(706a) A Simple Two-Phase Synthesis/Ligand Exchange Reaction for Creating Biocompatible Quantum Dots

In this talk we describe a method for producing a wide variety of functionalized quantum dot nanocrystals using a simple one-pot synthesis and ligand exchange procedure. As prepared, most highly crystalline quantum dots are organically soluble and not suitable for biological applications. Significant attention has focused on thiol-based ligands that replace entirely the native hydrophobic ligands with customized ligands, many of which contain water-soluble functional functional groups. For a number of reasons, many of the common mono- and dithiol ligands are challenging to synthesize and purify, are difficult to stably exchange with existing ligands, compromise quantum yield, and/or diminish the colloidal stability of the quantum dots.
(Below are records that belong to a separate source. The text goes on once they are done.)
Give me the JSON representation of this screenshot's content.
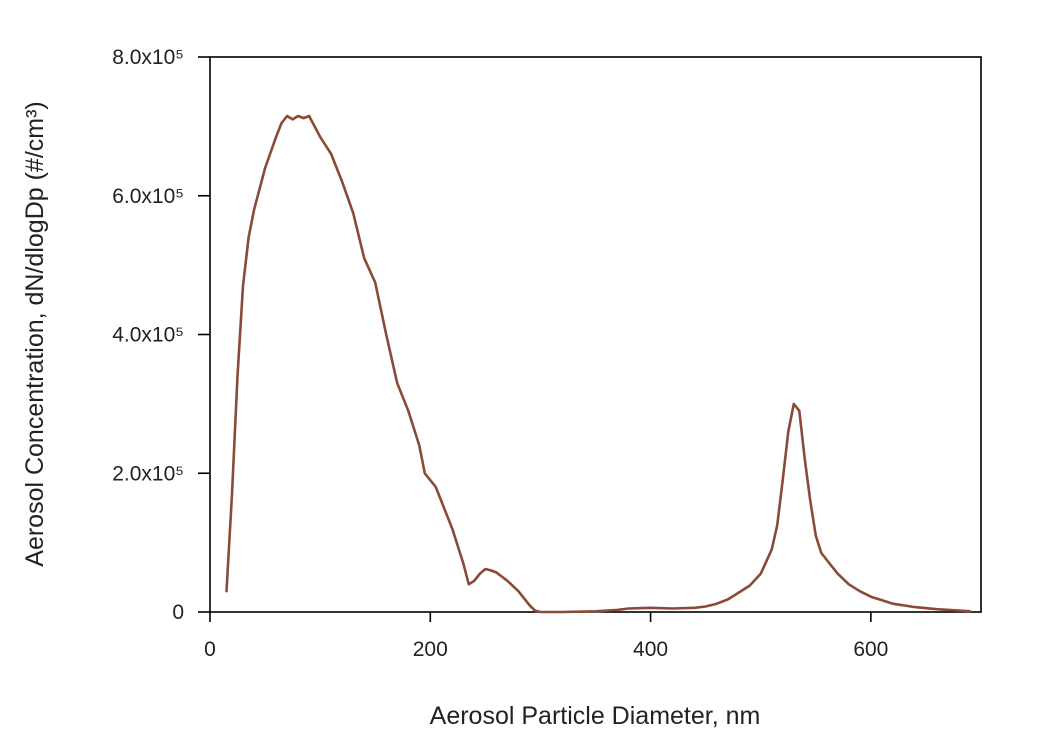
{
  "chart_data": {
    "type": "line",
    "title": "",
    "xlabel": "Aerosol Particle Diameter, nm",
    "ylabel": "Aerosol Concentration, dN/dlogDp (#/cm³)",
    "xlim": [
      0,
      700
    ],
    "ylim": [
      0,
      800000
    ],
    "x_ticks": [
      {
        "value": 0,
        "label": "0"
      },
      {
        "value": 200,
        "label": "200"
      },
      {
        "value": 400,
        "label": "400"
      },
      {
        "value": 600,
        "label": "600"
      }
    ],
    "y_ticks": [
      {
        "value": 0,
        "label": "0"
      },
      {
        "value": 200000,
        "label": "2.0x10⁵"
      },
      {
        "value": 400000,
        "label": "4.0x10⁵"
      },
      {
        "value": 600000,
        "label": "6.0x10⁵"
      },
      {
        "value": 800000,
        "label": "8.0x10⁵"
      }
    ],
    "grid": false,
    "legend": "none",
    "colors": {
      "series": "#8a4a38"
    },
    "series": [
      {
        "x": [
          15,
          20,
          25,
          30,
          35,
          40,
          50,
          60,
          65,
          70,
          75,
          80,
          85,
          90,
          95,
          100,
          110,
          120,
          130,
          140,
          150,
          160,
          170,
          180,
          190,
          195,
          200,
          205,
          210,
          220,
          230,
          235,
          240,
          245,
          250,
          255,
          260,
          270,
          280,
          290,
          295,
          300,
          320,
          350,
          370,
          380,
          400,
          420,
          440,
          450,
          460,
          470,
          480,
          490,
          500,
          510,
          515,
          520,
          525,
          530,
          535,
          540,
          545,
          550,
          555,
          560,
          565,
          570,
          580,
          590,
          600,
          620,
          640,
          660,
          680,
          690
        ],
        "y": [
          30000,
          170000,
          340000,
          470000,
          540000,
          580000,
          640000,
          685000,
          705000,
          715000,
          710000,
          715000,
          712000,
          715000,
          700000,
          685000,
          660000,
          620000,
          575000,
          510000,
          475000,
          400000,
          330000,
          290000,
          240000,
          200000,
          190000,
          180000,
          160000,
          120000,
          70000,
          40000,
          45000,
          55000,
          62000,
          60000,
          57000,
          45000,
          30000,
          10000,
          2000,
          0,
          0,
          1000,
          3000,
          5000,
          6000,
          5000,
          6000,
          8000,
          12000,
          18000,
          28000,
          38000,
          55000,
          90000,
          125000,
          190000,
          260000,
          300000,
          290000,
          220000,
          160000,
          110000,
          85000,
          75000,
          65000,
          55000,
          40000,
          30000,
          22000,
          12000,
          7000,
          4000,
          2000,
          1000
        ]
      }
    ]
  }
}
To address these issues, we have utilized a two-phase reaction and exchange procedure to create unique dithiocarbamate ligands at the liquid-liquid interface which subsequently displace the native capping ligands present on the nanocrystal surface. Lacking an undesirable byproduct, the reaction does not require explicit purification of the thiolated ligand which improves the yield. Additionally, the new ligand naturally exchanges with the native ligand which then drives the previously organically-soluble nanocrystals entirely into the aqueous phase. There are several key benefits to this method. First is the ability to perform the reaction and exchange steps in a single vessel which simplifies the process. Second, dithiocarbamates have been shown to better preserve the luminescence properties of the nanocrystals (e.g., maintain high quantum yields in aqueous solutions). Third, the chemistry is general and allows for a wide range of potential ligands opening the possibility for targeted delivery and unique interactions with their surroundings. A diversity of molecules such as amino acids, proteins, glycans, and polymers can be modified in a straightforward manner to serve as capping ligands on quantum dots.